Les raisons de la solitude peuvent varier d'une génération à l'autre

De nouvelles recherches suggèrent que la solitude persiste à égalité entre les différentes générations. Cependant, l'origine du sentiment de solitude peut être différente au cours de la vie. Les enquêteurs ont constaté que vivre seul augmente le risque de solitude à un âge avancé, tandis que dans la quarantaine, le sentiment d'isolement est plus lié aux traits de personnalité.

La Health Resources and Services Administration (HRSA), au sein du département américain de la Santé et des Services sociaux, estime que la solitude et l'isolement social peuvent être aussi dommageables pour la santé que fumer 15 cigarettes par jour. Et, le problème est particulièrement aigu chez les seniors, surtout pendant les vacances ou lorsqu'ils sont isolés.

Deux Américains sur cinq déclarent qu'ils ont parfois ou toujours l'impression que leurs relations sociales ne sont pas significatives, et un sur cinq dit se sentir seul ou isolé socialement. Le manque de connexion peut avoir des conséquences mortelles. La bonne nouvelle est que les amitiés réduisent le risque de mortalité ou de développer certaines maladies et peuvent accélérer le rétablissement de ceux qui tombent malades. De plus, le simple fait de contacter des personnes seules ou isolées par courrier électronique, appels téléphoniques, visites à domicile et programmes communautaires peut les aider à s'engager.

Dans la nouvelle étude, les psychologues de l'Université d'Édimbourg ont découvert que la résilience est un ensemble de compétences clés pour lutter contre les effets néfastes de la solitude. Les chercheurs ont découvert que les personnes émotionnellement résilientes - celles qui sont plus capables de s'adapter à des situations stressantes - sont moins exposées à la solitude à tout âge, et que les personnes d'âge moyen sortantes sont moins susceptibles de se sentir seules.

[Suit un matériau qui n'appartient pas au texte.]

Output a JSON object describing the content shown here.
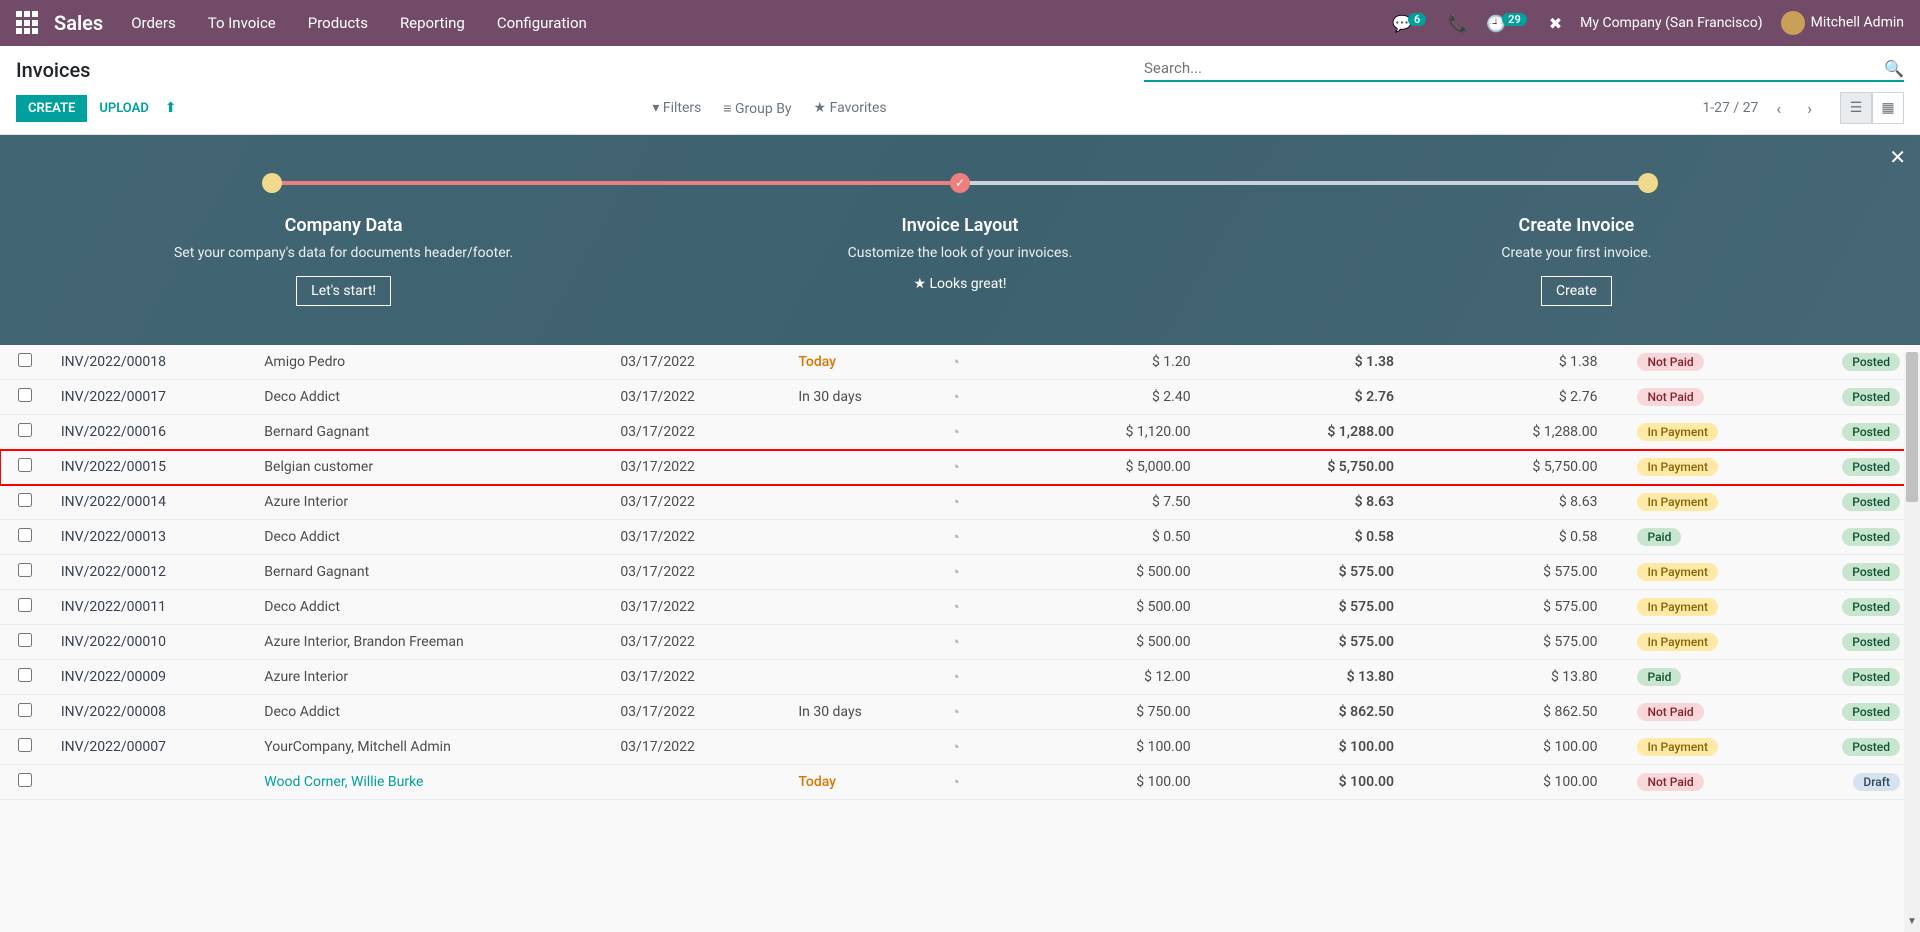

Pour les plus de 70 ans, vivre seul était associé à une plus grande solitude, le problème étant plus aigu chez les hommes. Dans l'étude, qui apparaît dans la revue Médecine psychologique, les chercheurs ont examiné les données de plus de 4000 personnes âgées de plus de 45 ans pour la solitude, les traits de personnalité et les conditions de vie.
On a demandé aux gens d'évaluer à quel point ils se sentaient seuls. Leurs traits de personnalité ont également été testés à l'aide d'un cadre appelé le modèle à cinq facteurs.

Les enquêteurs ont cherché à déterminer si les relations entre des traits de personnalité tels que la stabilité émotionnelle et des variables sociales telles que vivre seul, étaient des causes de solitude. Des algorithmes logiciels ou des calculs d'apprentissage automatique ont été utilisés pour analyser les données et formuler des prédictions.

Les résultats ont été comparés entre les personnes dans la quarantaine - de 45 à 69 ans - et celles dans leurs 70 ans. Une force majeure de l'étude est que deux échantillons distincts représentaient chaque groupe d'âge, et les mêmes effets ont été trouvés dans les échantillons de chaque groupe d'âge.

Les chercheurs ont trouvé des niveaux similaires de solitude dans les deux groupes.

En moyenne, les personnes ayant une forte capacité à maintenir un équilibre émotionnel dans des circonstances stressantes étaient 60% moins susceptibles d'être seules, quel que soit leur âge.

Les personnes d'âge moyen qui étaient plus extraverties étaient, en moyenne, 55 pour cent moins susceptibles d'être seules. L'isolement social n'était pas associé de manière significative à la solitude dans le groupe d'âge des 45 à 69 ans.

Les personnes de plus de 70 ans qui vivaient seules étaient plus de quatre fois plus susceptibles de se sentir seules que celles qui ne vivaient pas seules.